Dios es amor y solo se le puede conocer amando. Solo nos podemos acercar a Él y conseguir nuestra salvación a través del amor. Solamente desde el amor podemos llegar al cielo. Jesucristo ya nos ha mostrado también, con su vida y su muerte, cuál es el verdadero amor. Para que no nos confundamos con otros sucedáneos que el mundo, dirigido por el demonio, ofrece para mediante la mentira sembrar confusión y disfrazar la maldad con ropajes muy vistosos y argumentos muy razonables.

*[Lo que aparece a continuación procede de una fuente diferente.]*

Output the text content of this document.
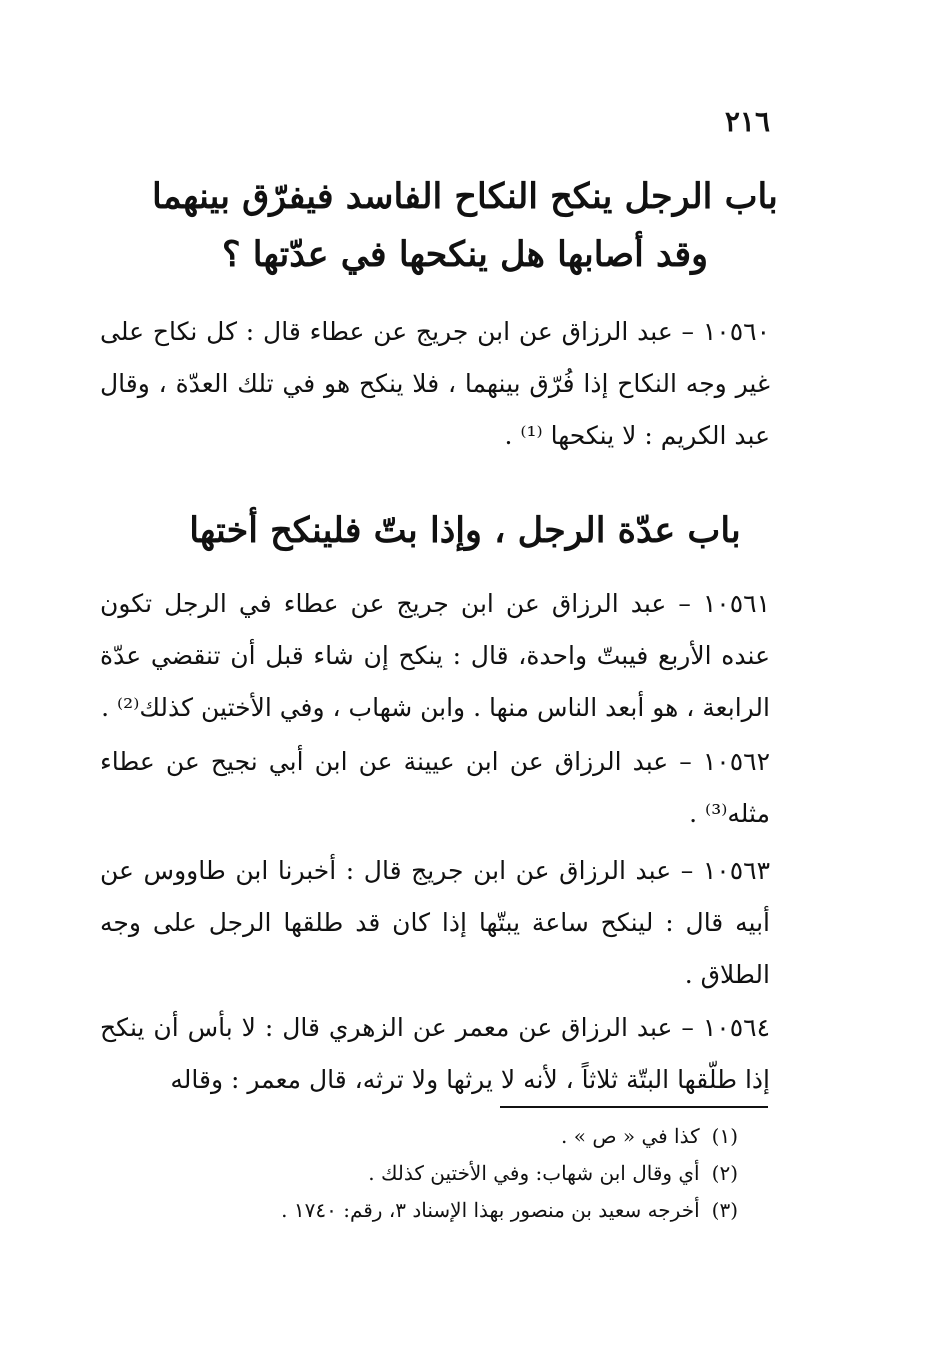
٢١٦
باب الرجل ينكح النكاح الفاسد فيفرّق بينهما وقد أصابها هل ينكحها في عدّتها ؟
١٠٥٦٠ – عبد الرزاق عن ابن جريج عن عطاء قال : كل نكاح على غير وجه النكاح إذا فُرّق بينهما ، فلا ينكح هو في تلك العدّة ، وقال عبد الكريم : لا ينكحها ⁽¹⁾ .
باب عدّة الرجل ، وإذا بتّ فلينكح أختها
١٠٥٦١ – عبد الرزاق عن ابن جريج عن عطاء في الرجل تكون عنده الأربع فيبتّ واحدة، قال : ينكح إن شاء قبل أن تنقضي عدّة الرابعة ، هو أبعد الناس منها . وابن شهاب ، وفي الأختين كذلك⁽²⁾ .
١٠٥٦٢ – عبد الرزاق عن ابن عيينة عن ابن أبي نجيح عن عطاء مثله⁽³⁾ .
١٠٥٦٣ – عبد الرزاق عن ابن جريج قال : أخبرنا ابن طاووس عن أبيه قال : لينكح ساعة يبتّها إذا كان قد طلقها الرجل على وجه الطلاق .
١٠٥٦٤ – عبد الرزاق عن معمر عن الزهري قال : لا بأس أن ينكح إذا طلّقها البتّة ثلاثاً ، لأنه لا يرثها ولا ترثه، قال معمر : وقاله
(١)كذا في « ص » .
(٢)أي وقال ابن شهاب: وفي الأختين كذلك .
(٣)أخرجه سعيد بن منصور بهذا الإسناد ٣، رقم: ١٧٤٠ .
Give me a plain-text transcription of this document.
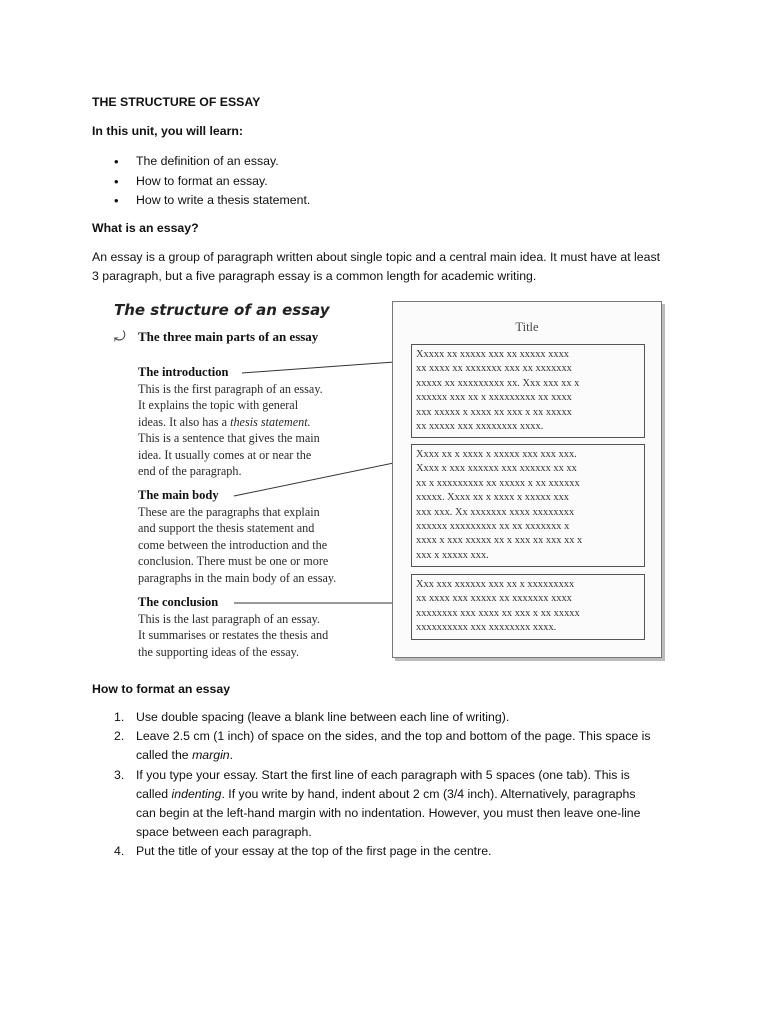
THE STRUCTURE OF ESSAY
In this unit, you will learn:
• The definition of an essay.
• How to format an essay.
• How to write a thesis statement.
What is an essay?
An essay is a group of paragraph written about single topic and a central main idea. It must have at least
3 paragraph, but a five paragraph essay is a common length for academic writing.
The structure of an essay
⤾ The three main parts of an essay
The introduction
This is the first paragraph of an essay.
It explains the topic with general
ideas. It also has a thesis statement.
This is a sentence that gives the main
idea. It usually comes at or near the
end of the paragraph.
The main body
These are the paragraphs that explain
and support the thesis statement and
come between the introduction and the
conclusion. There must be one or more
paragraphs in the main body of an essay.
The conclusion
This is the last paragraph of an essay.
It summarises or restates the thesis and
the supporting ideas of the essay.
Title
Xxxxx xx xxxxx xxx xx xxxxx xxxx
xx xxxx xx xxxxxxx xxx xx xxxxxxx
xxxxx xx xxxxxxxxx xx. Xxx xxx xx x
xxxxxx xxx xx x xxxxxxxxx xx xxxx
xxx xxxxx x xxxx xx xxx x xx xxxxx
xx xxxxx xxx xxxxxxxx xxxx.
Xxxx xx x xxxx x xxxxx xxx xxx xxx.
Xxxx x xxx xxxxxx xxx xxxxxx xx xx
xx x xxxxxxxxx xx xxxxx x xx xxxxxx
xxxxx. Xxxx xx x xxxx x xxxxx xxx
xxx xxx. Xx xxxxxxx xxxx xxxxxxxx
xxxxxx xxxxxxxxx xx xx xxxxxxx x
xxxx x xxx xxxxx xx x xxx xx xxx xx x
xxx x xxxxx xxx.
Xxx xxx xxxxxx xxx xx x xxxxxxxxx
xx xxxx xxx xxxxx xx xxxxxxx xxxx
xxxxxxxx xxx xxxx xx xxx x xx xxxxx
xxxxxxxxxx xxx xxxxxxxx xxxx.
How to format an essay
1. Use double spacing (leave a blank line between each line of writing).
2. Leave 2.5 cm (1 inch) of space on the sides, and the top and bottom of the page. This space is called the margin.
3. If you type your essay. Start the first line of each paragraph with 5 spaces (one tab). This is called indenting. If you write by hand, indent about 2 cm (3/4 inch). Alternatively, paragraphs can begin at the left-hand margin with no indentation. However, you must then leave one-line space between each paragraph.
4. Put the title of your essay at the top of the first page in the centre.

Todos los días se abre una página nueva en el libro de nuestra vida en la que siempre deben aparecer la esperanza y la alegría, y nunca debe escribirse la idea de que ya tenemos merecida una “plaza” en el Reino de los cielos gracias a nuestros “cumplimientos”. “Al atardecer de la vida, seremos examinados en el amor”, dice San Juan de la Cruz. Esta es la puerta estrecha por la que se pasa al cielo.
La clave está en nuestro día a día, cuando “perdemos” nuestro tiempo con los demás, nos ponemos en su lugar en vez de juzgarlos, compartimos con ellos nuestros bienes materiales y espirituales, estamos al servicio del otro dejando nuestro “yo” a los pies del Señor. Haciendo esto por amor a Dios hemos cumplido la ley en su integridad y podremos estar seguros de que el Señor sí nos reconocerá y dejará que ocupemos un lugar a su lado.
No tenemos por tanto necesidad de preguntar al Señor si se salvarán muchos o pocos, sino solo de preguntarnos a quién podemos ayudar hoy, o con quien podemos “perder” nuestro tiempo, nuestra vida. Jesús, que nunca miente ni defrauda nos ha revelado que quién pierda su vida la ganará. Pero este ganar la vida podemos disfrutarlo ya, aquí y ahora, porque en nuestro interior el Señor ha insertado un mecanismo divino que hace que cada vez que nos entregamos al prójimo, aunque solo sea un poco, experimentamos una paz y alegría que no podemos ni describir. Esto, hermano, es algo que engancha. ¿Quieres probar?